NYTimes profiles Marc Benioff, the CEO of Salesforce.com, which is the other big forthcoming tech IPO:
His company’s revenue has at least doubled every year since 2001, and was $96 million in the fiscal year that ended on Jan. 31. The business has had a profit for three quarters in a row, but showed a $1 million loss in the most recent quarter.
Salesforce also provides the perfect lens for watching one of the more interesting – and potentially significant – trends in computers.
Mr. Benioff is inclined to use the word “revolutionary” to describe his service, and not without reason. Unlike most software makers, Salesforce does not sell a product that is installed in the buyer’s computer. Instead, the company leases software to subscribers who pay a monthly fee. The company maintains its customer-related software on its own computers; subscribers can visit Salesforce.com whenever they choose, courtesy of an Internet browser much like one that would connect to, say, Amazon.com.
Mr. Benioff did not invent this notion of software as a service. It dates back to mainframe computers in the 1960’s. But he has become its most forceful advocate, taking any opportunity to declare the era of installed software dead and to taunt larger foes who use that method. He has focused mostly on the $7 billion customer-relations market, now dominated by Siebel Systems. But he has said in the past that the simplicity of his software-as-service strategy will allow him to cash in on other rich markets, including human resources software and invoice management.

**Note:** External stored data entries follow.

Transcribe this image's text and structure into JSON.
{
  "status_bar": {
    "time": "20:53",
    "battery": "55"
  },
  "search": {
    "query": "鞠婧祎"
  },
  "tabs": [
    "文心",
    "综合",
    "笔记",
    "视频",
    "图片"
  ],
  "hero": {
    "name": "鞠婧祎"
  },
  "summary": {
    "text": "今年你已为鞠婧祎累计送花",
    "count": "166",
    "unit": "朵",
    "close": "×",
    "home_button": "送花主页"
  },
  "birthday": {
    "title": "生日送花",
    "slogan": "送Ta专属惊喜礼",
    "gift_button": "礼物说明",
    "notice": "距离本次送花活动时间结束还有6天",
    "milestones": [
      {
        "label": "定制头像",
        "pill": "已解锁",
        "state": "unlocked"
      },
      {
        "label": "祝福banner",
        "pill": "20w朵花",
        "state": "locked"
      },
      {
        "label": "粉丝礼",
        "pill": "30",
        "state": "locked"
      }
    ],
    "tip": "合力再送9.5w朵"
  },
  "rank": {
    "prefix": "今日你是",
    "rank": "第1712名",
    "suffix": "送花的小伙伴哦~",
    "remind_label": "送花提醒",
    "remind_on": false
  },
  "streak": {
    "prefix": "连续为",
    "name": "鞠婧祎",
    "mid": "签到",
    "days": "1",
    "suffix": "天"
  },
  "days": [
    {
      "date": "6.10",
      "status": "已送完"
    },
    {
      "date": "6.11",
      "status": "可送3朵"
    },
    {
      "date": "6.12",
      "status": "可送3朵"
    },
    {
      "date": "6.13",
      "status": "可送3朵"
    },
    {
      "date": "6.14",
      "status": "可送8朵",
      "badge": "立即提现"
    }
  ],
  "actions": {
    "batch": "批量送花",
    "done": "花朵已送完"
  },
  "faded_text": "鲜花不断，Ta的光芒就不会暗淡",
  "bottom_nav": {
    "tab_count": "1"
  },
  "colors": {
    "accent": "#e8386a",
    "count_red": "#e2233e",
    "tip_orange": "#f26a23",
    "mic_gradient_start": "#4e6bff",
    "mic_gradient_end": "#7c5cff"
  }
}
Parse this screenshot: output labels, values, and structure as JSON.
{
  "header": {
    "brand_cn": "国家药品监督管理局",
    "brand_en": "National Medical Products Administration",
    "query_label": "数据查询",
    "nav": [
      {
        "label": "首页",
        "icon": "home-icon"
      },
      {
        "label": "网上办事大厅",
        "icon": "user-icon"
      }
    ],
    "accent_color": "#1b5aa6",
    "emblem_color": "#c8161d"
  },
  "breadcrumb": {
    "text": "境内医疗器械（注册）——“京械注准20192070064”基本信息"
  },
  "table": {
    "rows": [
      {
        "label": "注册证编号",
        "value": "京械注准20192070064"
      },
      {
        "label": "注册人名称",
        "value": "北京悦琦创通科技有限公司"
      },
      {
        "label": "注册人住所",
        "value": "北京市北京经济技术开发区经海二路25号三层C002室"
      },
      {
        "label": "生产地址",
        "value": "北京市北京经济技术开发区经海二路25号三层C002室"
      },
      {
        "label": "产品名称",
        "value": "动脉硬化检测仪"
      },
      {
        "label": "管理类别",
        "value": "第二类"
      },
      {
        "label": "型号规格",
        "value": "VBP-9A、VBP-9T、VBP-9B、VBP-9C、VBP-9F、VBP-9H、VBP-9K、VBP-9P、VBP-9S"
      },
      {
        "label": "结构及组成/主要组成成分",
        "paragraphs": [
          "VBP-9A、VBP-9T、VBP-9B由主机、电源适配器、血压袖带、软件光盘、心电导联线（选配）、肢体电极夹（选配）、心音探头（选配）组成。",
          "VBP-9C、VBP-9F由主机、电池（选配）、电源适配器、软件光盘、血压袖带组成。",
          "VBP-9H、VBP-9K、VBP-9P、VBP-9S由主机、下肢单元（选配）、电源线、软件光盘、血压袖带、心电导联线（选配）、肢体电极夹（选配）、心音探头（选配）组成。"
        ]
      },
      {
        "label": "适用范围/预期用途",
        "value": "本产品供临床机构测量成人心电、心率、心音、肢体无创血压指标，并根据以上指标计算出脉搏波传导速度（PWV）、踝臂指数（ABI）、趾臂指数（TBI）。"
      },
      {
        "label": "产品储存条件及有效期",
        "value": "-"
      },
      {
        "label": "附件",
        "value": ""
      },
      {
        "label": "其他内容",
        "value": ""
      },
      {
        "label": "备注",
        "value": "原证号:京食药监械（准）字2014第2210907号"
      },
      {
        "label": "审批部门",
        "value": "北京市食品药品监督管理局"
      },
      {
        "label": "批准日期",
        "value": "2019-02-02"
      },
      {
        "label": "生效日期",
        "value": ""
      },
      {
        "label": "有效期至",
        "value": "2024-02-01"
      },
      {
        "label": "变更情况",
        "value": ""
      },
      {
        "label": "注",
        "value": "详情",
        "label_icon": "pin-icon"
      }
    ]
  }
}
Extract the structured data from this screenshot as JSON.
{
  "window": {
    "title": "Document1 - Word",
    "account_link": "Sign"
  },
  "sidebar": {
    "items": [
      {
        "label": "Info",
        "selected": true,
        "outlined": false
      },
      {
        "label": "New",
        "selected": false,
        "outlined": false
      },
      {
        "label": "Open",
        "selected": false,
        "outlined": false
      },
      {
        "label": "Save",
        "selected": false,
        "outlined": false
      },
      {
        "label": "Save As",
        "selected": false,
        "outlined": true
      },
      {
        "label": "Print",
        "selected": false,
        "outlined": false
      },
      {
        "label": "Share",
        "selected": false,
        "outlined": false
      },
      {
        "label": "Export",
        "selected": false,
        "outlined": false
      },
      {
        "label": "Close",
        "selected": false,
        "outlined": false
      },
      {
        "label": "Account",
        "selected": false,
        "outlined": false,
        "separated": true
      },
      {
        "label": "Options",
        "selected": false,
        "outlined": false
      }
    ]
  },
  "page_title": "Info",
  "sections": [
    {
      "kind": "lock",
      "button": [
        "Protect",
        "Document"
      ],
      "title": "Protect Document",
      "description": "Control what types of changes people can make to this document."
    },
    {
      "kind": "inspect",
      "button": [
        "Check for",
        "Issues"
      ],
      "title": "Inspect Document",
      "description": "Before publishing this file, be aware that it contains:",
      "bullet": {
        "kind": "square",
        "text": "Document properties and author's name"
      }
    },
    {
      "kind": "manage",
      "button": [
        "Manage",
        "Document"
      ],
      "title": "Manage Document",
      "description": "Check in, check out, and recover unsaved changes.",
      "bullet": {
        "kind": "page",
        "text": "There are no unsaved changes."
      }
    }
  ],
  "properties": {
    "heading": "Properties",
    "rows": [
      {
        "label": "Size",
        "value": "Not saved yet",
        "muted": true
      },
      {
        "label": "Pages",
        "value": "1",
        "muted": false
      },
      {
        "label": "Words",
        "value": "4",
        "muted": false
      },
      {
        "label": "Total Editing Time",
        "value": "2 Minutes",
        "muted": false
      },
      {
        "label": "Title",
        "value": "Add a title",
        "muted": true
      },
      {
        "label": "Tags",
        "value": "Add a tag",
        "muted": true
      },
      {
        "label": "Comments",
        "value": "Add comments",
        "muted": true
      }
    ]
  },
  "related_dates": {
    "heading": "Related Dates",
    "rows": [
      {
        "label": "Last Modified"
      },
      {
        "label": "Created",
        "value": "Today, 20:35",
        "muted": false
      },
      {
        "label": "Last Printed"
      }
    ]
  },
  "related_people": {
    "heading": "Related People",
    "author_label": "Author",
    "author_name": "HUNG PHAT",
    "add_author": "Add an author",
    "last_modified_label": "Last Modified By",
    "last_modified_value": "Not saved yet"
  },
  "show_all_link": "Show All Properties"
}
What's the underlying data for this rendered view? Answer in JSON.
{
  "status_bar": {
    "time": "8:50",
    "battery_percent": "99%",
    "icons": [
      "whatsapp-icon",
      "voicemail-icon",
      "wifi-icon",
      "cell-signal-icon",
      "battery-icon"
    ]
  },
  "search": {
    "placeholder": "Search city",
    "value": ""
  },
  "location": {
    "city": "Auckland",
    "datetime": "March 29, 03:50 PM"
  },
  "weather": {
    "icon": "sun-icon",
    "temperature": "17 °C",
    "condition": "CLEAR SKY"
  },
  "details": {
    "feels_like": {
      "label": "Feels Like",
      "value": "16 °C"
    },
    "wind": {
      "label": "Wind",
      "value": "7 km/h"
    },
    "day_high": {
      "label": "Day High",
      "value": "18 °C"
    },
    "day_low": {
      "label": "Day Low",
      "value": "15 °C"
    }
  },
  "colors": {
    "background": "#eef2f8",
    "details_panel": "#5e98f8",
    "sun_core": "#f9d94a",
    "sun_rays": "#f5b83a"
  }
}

His formal career began in 1986, when he was 22: he was offered a phone sales job at Oracle shortly after it went public. Mr. Benioff quickly climbed the Oracle ladder, working a variety of sales and marketing jobs with increasing responsibility. At 26, he was named marketing director of the company’s fledgling efforts to secure its core database product a place on personal computers – in no small part, he said, because he had quickly become a favorite of Mr. Ellison.
Salesforce has signed up 10,000 customers and nearly 140,000 users, each of whom pays $65 to $125 a month for access to smartly organized storehouses of information about their customers and potential clients that Salesforce maintains on its computers. Mr. Benioff says he is convinced that more and more companies will lease their software via the Internet.
One percent of Salesforce’s profits are diverted to a foundation that Mr. Benioff created when founding his company, and employees get six extra days off a year to volunteer in any community program. The foundation also owns 1 percent of Salesforce’s stock. That, too, has become a cause. Just as he has spent much of the last five years declaring the end of software, he now calls for an overhaul of corporate philanthropy.